Ich heile nicht, ich weiß nur wie ich den Körper beim heilen unterstützten kann… Was ich bin weiß ich immer noch nicht wenngleich Wegbereiter nach wie vor passend klingt und all das was ich in meinem Bauchladen so anzubieten habe, klingt ganz schön gewaltig als ich es auf Anfrage aufzähle.

Jedenfalls kann sie jetzt deutlich besser laufen und die Massage hat sie trotz der bearbeiteten Schmerzpunkte genossen… ja das macht mir Spaß. 

Der weitere Weg ist voll von Gedanke und im Kopf schreib ich schon wieder was für euch.

Ach eine Sache muß ich noch erzählen… vorgestern dachte ich dran das eine Sache die mich seit Jahren begleitet noch nicht passiert ist, aber heut geschieht es wieder… da ich ja zurück laufe, treffe ich viele Pilger die zum Kap gehen… einer sieht mich von weitem und ruft etwas das ich nicht verstehen kann… als er näher kommt ruft er nochmal „Xesus“(Jesus), das passiert mir seit Jahren und inzwischen freu ich mich drüber.

Wir lachen beide… schön das Menschen denken das er so aussah wie ich und ich muss sofort wieder an die Amerikanerin denken, die in der Kathedrale von Conques in Frankreich völlig aus dem Häuschen war als sie mich am Altar sitzen sah und fragte ob sie ein Foto von Jesus machen kann. Das hab ich inzwischen oft erlebt.

Abgefahren… das Erlebnis hat mich auf die Idee gebracht demnächst mal über ihn zu schreiben, denn tatsächlich gibt es da eine tiefe Connection die allerdings mit der Kirche gar nichts zu tun hat. 

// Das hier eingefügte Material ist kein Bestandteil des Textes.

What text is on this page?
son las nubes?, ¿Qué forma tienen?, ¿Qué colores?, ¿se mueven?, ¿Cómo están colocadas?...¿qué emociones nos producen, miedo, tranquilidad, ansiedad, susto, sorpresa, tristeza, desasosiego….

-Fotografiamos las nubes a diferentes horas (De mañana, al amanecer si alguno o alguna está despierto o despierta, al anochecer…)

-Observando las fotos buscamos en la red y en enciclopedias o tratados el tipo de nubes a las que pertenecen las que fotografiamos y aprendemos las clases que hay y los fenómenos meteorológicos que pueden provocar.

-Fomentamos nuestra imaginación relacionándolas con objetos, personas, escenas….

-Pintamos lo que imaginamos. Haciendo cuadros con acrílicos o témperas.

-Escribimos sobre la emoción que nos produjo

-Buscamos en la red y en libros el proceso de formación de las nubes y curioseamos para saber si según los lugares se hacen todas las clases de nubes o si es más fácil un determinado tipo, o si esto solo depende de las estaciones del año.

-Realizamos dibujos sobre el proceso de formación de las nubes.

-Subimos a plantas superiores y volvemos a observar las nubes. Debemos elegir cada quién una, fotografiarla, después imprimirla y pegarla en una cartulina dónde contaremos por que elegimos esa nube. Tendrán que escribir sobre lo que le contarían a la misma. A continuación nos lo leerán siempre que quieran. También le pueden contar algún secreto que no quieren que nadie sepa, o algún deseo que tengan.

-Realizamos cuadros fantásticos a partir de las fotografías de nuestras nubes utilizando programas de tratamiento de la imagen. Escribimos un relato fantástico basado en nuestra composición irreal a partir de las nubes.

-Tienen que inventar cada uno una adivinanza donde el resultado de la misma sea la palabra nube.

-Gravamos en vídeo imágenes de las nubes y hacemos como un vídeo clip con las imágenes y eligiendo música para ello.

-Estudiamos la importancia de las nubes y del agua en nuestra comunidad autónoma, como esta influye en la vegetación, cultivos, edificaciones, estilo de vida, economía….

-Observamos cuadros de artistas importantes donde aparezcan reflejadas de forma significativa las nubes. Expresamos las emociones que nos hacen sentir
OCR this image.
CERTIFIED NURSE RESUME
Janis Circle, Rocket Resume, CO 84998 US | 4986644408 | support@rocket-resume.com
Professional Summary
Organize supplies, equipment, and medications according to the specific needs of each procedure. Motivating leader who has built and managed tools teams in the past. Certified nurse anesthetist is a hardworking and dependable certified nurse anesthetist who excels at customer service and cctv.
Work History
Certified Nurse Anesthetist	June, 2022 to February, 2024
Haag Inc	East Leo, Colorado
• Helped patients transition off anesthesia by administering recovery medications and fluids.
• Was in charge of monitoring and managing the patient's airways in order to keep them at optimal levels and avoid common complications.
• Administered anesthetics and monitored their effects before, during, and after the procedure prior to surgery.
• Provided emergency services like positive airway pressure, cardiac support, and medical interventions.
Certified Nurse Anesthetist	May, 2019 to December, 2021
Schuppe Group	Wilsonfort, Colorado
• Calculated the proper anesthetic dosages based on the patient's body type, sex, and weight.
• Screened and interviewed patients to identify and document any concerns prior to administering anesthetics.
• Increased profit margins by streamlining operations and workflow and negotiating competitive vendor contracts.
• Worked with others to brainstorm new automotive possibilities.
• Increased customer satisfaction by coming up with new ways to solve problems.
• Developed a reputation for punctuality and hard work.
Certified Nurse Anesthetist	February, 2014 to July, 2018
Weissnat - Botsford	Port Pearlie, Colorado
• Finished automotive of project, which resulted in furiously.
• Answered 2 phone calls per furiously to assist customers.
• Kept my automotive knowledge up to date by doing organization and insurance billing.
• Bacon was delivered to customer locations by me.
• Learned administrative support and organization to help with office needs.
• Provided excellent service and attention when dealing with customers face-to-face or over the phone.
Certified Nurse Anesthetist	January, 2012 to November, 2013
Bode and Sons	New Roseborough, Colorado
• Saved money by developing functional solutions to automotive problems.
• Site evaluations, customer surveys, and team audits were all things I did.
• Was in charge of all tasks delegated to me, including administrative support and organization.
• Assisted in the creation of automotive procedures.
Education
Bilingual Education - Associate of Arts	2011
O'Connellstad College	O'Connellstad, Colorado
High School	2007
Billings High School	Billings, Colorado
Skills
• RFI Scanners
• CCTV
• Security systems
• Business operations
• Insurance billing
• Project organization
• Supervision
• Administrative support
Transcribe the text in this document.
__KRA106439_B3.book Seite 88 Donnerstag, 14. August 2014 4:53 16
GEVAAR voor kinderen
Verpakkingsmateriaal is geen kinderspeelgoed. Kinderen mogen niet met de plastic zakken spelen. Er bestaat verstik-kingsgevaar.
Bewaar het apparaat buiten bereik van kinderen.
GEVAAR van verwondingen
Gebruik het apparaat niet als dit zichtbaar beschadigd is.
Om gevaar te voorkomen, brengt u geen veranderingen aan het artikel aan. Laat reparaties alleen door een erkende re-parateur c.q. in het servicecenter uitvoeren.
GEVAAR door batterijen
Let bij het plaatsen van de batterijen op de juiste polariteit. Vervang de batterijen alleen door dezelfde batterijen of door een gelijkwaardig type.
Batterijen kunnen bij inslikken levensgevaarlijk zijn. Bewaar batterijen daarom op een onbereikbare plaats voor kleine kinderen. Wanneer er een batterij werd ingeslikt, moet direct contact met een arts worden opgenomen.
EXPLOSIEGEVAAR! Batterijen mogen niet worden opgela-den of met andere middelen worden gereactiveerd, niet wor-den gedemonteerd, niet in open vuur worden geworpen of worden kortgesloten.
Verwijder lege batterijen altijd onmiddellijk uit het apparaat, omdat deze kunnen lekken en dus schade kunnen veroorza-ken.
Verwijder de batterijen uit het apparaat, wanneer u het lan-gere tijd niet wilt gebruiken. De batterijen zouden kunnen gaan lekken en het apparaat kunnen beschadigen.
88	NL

Auf den letzten km läuft der Film dieses Camino nochmal und ich verstehe das es nichts zu tun gibt. Wenn ich Zeit für mich brauche gibt sie mir der Weg und auf einmal hab ich, der ich immer gerne im Austausch bin, keine Lust auf Menschen und umgehe schon fast den Kontakt, schlafe im Zelt und setz mich in der Bar alleine an den Tisch, genau so normal, wie ich in den letzten Jahren fast immer in Begleitung war… und auf einmal geschehen Dinge die ich mir im Trubel des Alltags gewünscht habe und hier in der Stille kommen Sie… ich habe eine Vision für die nächste Jahre… für den Rest meines Lebens.

Danke. 

Zwei Km vor dem Ziel taucht plötzlich die Kathedrale wie aus dem Nichts vor mir auf und mir wird bewußt das es daß jetzt wirklich gleich war und ich bereite mich auf den Abschied von meinem Stab vor. Eigentlich wollte ich die auf dem Weg gesammelten Federn am Kap fliegen lassen. Da aber das Kap selbst wegen Regen und Verspätung meinerseits ausgefallen ist, sind sie noch da und da sie meine Tage hier begleitet haben stehen sie symbolisch für meine Erkenntnisse und als solche dürfen sie mit nach Hause. Der Stab aber bleibt hier, alleine der Transport würde 40 Euro kosten und es ist eine wunderbare Übung im loslassen, zumal ich ihn 3 Wochen lang fest gehalten habe… neuer Weg, neuer Stab, neue Geschichte. Den Ort an dem er stehen soll weiß ich schon seit paar Tagen und deshalb noch paar Worte in Englisch…  und Abschied… beim schreiben kommen dann auch paar Tränen, das geht in Ordnung wenn man einen Freund verlässt. Es ist ein kraftvoller Stab und die eingeschnitzten Runen werden dem nächsten Besitzer spannende Stunden verschaffen. Am Abend treffe ich mit einem Franzosen und einem Engländer zum quatschen. Der Engländer ist mit dem Fahrrad 4000 km gefahren und der Franzose gefühlt 2500 km von der belgischen Grenze (auch mit dem Rad) eigentlich mein erster längerer Fremdkontakt, aber auch hier wird es mir irgendwann zu viel Input und ich zieh mich zurück… Stille ist gerade meins.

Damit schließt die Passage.